- May 24, 2007
- Reaction score
In pursuit of better fuel economy, carmakers have created various forms of hybrids. In pursuit of a childhood dream, Chris Lentz created a wild hybrid.
The fifty-five-year-old electrical foreman from Jackson, Michigan, had longed for a jet-powered truck for decades. Two years ago, Lentz discovered a way to realize his dream when he met a pilot from New York who imported used turbojet engines. After watching an example run on a test stand, Lentz paid $10,000 for one. Obtaining a rolling platform for his new toy was a bit easier. Lentz bought a used 2005 Ford F-150 STX on eBay for $12,000.

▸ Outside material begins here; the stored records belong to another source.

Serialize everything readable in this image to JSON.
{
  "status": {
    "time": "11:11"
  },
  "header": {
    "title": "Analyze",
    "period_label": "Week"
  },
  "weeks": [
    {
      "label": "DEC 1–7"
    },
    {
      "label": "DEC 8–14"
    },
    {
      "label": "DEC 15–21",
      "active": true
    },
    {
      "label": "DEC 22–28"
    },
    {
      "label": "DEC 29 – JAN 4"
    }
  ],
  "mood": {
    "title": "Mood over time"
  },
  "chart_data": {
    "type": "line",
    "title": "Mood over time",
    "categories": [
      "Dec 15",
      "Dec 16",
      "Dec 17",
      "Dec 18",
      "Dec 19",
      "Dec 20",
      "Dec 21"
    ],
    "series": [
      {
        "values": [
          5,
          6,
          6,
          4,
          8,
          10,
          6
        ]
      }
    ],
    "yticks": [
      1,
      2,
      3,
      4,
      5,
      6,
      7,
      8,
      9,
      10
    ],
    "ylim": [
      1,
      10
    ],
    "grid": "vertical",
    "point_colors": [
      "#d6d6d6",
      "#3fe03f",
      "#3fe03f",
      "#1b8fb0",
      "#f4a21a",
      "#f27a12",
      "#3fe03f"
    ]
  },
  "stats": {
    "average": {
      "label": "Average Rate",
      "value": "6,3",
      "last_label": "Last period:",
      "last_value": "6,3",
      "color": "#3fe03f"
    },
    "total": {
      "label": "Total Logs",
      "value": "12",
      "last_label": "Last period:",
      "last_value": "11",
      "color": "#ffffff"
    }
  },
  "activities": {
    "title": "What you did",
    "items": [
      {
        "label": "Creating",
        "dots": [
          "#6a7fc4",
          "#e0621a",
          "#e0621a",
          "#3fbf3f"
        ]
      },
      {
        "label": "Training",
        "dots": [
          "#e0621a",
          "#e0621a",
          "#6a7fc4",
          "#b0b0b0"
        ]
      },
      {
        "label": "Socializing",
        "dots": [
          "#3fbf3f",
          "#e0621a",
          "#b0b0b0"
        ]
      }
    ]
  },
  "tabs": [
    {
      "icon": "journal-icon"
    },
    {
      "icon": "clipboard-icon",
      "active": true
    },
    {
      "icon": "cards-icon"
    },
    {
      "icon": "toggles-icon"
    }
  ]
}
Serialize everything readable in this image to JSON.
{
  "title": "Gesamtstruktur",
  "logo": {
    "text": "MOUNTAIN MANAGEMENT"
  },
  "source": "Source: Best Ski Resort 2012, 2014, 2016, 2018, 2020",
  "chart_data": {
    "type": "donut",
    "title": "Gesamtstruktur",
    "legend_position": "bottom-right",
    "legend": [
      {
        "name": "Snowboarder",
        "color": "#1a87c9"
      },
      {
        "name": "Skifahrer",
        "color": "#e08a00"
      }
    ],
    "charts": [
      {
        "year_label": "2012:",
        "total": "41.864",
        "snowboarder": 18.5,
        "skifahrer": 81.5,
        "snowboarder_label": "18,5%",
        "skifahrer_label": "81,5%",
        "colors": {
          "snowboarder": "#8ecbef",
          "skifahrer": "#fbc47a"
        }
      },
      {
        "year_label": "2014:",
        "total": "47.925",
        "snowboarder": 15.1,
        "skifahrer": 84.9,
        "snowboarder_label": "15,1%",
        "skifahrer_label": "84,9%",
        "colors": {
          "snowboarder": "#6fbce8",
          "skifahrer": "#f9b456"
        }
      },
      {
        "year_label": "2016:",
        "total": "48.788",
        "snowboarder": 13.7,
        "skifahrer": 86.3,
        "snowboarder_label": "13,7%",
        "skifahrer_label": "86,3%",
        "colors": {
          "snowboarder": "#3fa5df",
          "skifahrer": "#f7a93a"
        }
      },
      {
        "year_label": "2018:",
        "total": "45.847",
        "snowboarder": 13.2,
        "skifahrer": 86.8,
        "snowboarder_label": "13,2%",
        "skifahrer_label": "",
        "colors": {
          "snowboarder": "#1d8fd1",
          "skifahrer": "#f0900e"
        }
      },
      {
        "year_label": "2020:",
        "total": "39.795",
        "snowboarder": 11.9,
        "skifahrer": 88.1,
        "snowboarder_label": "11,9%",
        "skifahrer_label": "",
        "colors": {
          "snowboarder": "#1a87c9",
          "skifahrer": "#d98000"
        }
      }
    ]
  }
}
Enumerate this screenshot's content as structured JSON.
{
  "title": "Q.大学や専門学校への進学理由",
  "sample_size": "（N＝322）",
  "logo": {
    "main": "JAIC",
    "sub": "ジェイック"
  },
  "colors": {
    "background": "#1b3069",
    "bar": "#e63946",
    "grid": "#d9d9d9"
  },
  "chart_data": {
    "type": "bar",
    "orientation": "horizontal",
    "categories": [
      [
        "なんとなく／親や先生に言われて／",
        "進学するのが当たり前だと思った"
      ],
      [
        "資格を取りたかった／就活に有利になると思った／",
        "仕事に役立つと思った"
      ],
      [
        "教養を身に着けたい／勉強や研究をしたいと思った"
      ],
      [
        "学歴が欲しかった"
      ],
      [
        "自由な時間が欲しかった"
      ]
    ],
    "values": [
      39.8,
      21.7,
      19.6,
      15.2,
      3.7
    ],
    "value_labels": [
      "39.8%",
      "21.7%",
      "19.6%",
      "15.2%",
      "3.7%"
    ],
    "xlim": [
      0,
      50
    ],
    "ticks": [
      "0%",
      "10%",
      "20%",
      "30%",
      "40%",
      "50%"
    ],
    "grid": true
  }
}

Lentz's jet engine was designed in the mid-1950s by the Czechoslovakian company Motorlet to power the L-29 Delfin jet trainer. The Motorlet M-701 turbojet has a centrifugal compressor, seven combustion chambers, and a single-stage turbine. According to Jane's All the World's Aircraft, the powerplant weighs 728 pounds and produces 1962 pounds of thrust at 15,500 rpm.
To install the jet in the truck, Lentz fabricated a sturdy mounting stand, a twenty-gallon kerosene tank, and a control console from aluminum and stainless steel. His decorative touches include a red, white, and blue nose cone and a 2700 HP badge (not divulged is the 516-mph velocity needed to achieve that power level).
To light the burner, the pilot advances a red fuel lever and a blue throttle control while operating a two-stage electric starter. There are snapping sounds as ignitors fire in the combustion chambers followed by a muffled explosion and a whine not unlike a 737 taxiing past the lowered tailgate. Viewing the procedure from the rear of the truck reveals a bright orange ball of flame accompanying the muffled explosion upon ignition. With the jet idling at 3500 rpm and during full-throttle acceleration, there are waves of heat but no external flames.
Without jet assist, Lentz's 231-hp V-8 accelerated its 6600-pound burden (truck, jet engine, two occupants) to 60 mph in a sluggish 14.5 seconds. We recorded a quarter-mile speed of 73 mph and a top speed of 85 mph.
The best of three runs in hybrid mode - exploiting both piston and jet propulsion - trimmed six seconds from the sprint to 60 mph. The quarter-mile speed jumped 30 mph and we achieved 140 mph after 45 seconds of acceleration. Feeding more ram air to the jet engine by moving it aft in the bed and shifting the F-150's transmission to neutral at 100 mph to cut the drag of its speed-limited driveline would likely improve performance.
Lentz occasionally fires his jet while cruising but mainly enjoys the reactions he experiences in parking lots and at car shows. His JET PWR vanity plate helps slow learners grasp the point of the bed apparatus.